Things to keep in before borrowing against your mutual fund units
You can borrow against different types of mutual funds such as equity funds, debt funds and hybrid funds. However, the loan that you can get depends on the type of mutual fund. Different banks will have different criteria. For example, we can borrow up to 50% of your mutual fund value with equity funds and 80% with debt mutual funds.
There will be a minimum and maximum amount that you can borrow against your fund units. This amount will differ among banks.
Banks may not offer loans against every mutual fund. Each bank has an approved list of mutual funds. E.g., ICICI Bank offers loans against mutual funds registered with CAMS.
Advantages of borrowing against mutual fund
Instead of selling your mutual fund units, taking a loan against a mutual fund can be a better option. Here are some advantages of taking a loan against mutual funds.
Tide over an emergency:This is especially useful during a crisis because you can pledge your mutual fund units and instantly get the money into your bank account.
Fulfil short-term financial needs:Loans against mutual fund can be a unique way to raise funds for short-term financial needs. You can borrow money against your MF units for a short period and repay it over time without jeopardising your mutual fund unit ownership.
Low interest rate:Interest rates on loans secured by mutual funds may be cheaper than those on unsecured loans, such as personal loans.
Your units stay invested:You won’t have to sell your mutual fund units if you take out a loan against them.

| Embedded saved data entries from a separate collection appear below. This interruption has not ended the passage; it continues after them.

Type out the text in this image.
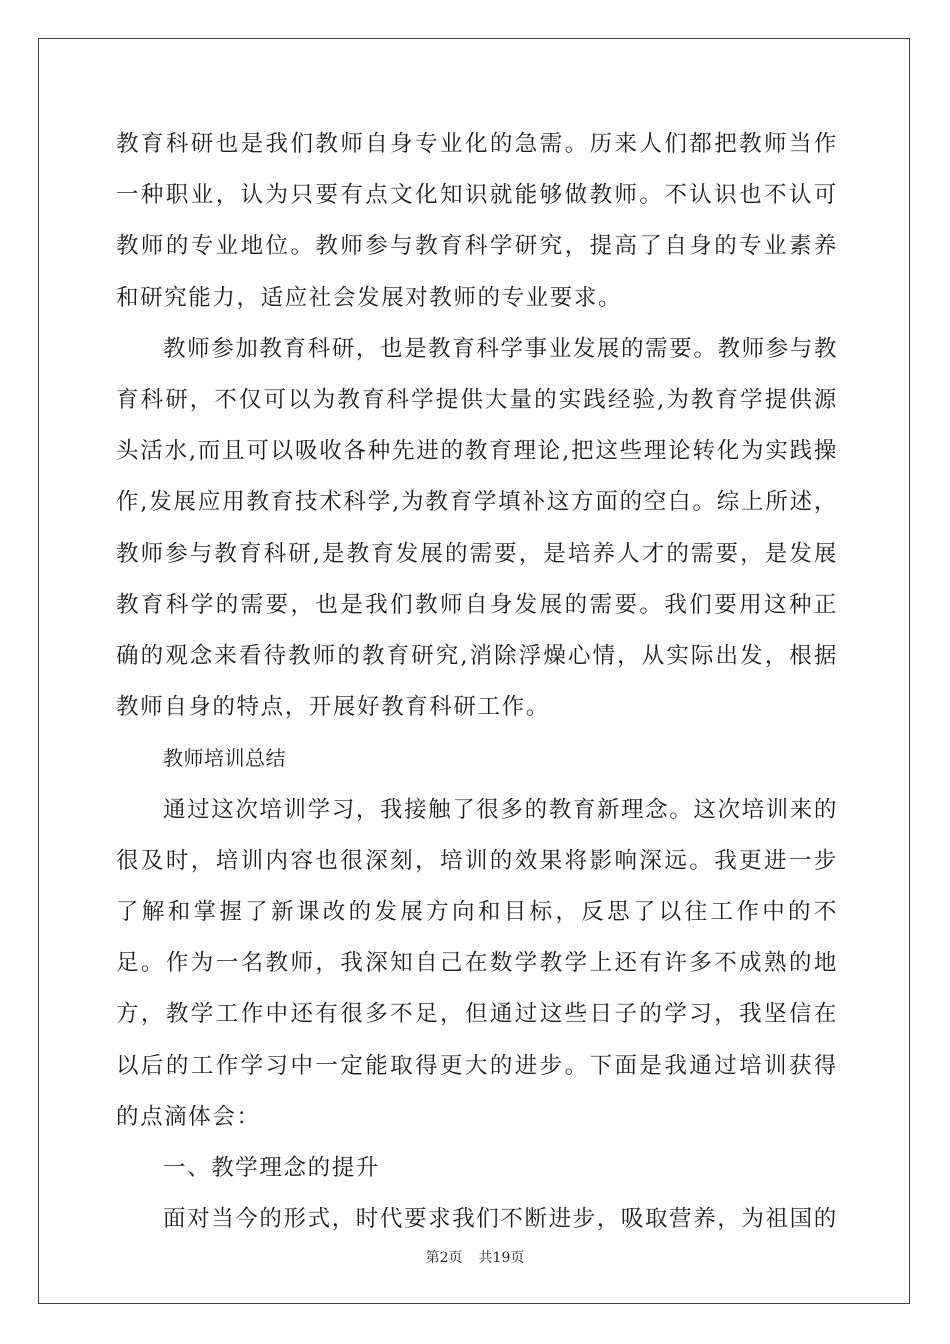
教育科研也是我们教师自身专业化的急需。历来人们都把教师当作一种职业，认为只要有点文化知识就能够做教师。不认识也不认可教师的专业地位。教师参与教育科学研究，提高了自身的专业素养和研究能力，适应社会发展对教师的专业要求。

教师参加教育科研，也是教育科学事业发展的需要。教师参与教育科研，不仅可以为教育科学提供大量的实践经验,为教育学提供源头活水,而且可以吸收各种先进的教育理论,把这些理论转化为实践操作,发展应用教育技术科学,为教育学填补这方面的空白。综上所述，教师参与教育科研,是教育发展的需要，是培养人才的需要，是发展教育科学的需要，也是我们教师自身发展的需要。我们要用这种正确的观念来看待教师的教育研究,消除浮燥心情，从实际出发，根据教师自身的特点，开展好教育科研工作。

教师培训总结

通过这次培训学习，我接触了很多的教育新理念。这次培训来的很及时，培训内容也很深刻，培训的效果将影响深远。我更进一步了解和掌握了新课改的发展方向和目标，反思了以往工作中的不足。作为一名教师，我深知自己在数学教学上还有许多不成熟的地方，教学工作中还有很多不足，但通过这些日子的学习，我坚信在以后的工作学习中一定能取得更大的进步。下面是我通过培训获得的点滴体会：

一、教学理念的提升

面对当今的形式，时代要求我们不断进步，吸取营养，为祖国的

第2页 共19页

The mutual fund units that have been pledged will remain invested and generate returns. This ensures that your financial plan and investment ownership remain intact.
Only pay interest on the utilised amount:When you take loans against mutual funds, you only pay interest on the amount credited to your account and not the total loan amount guaranteed from your mutual funds.
Even if you have money in your bank account, you may need to take out loans for several reasons. It’s because of certain unexpected expenses that may require a loan. You can borrow money against mutual funds if you invest in them. This will help you meet your financial obligations while also ensuring that your investments continue to generate returns.
This blog is purely for educational purposes and not to be treated as personal advice. Mutual fund investments are subject to market risks, read all scheme-related documents carefully.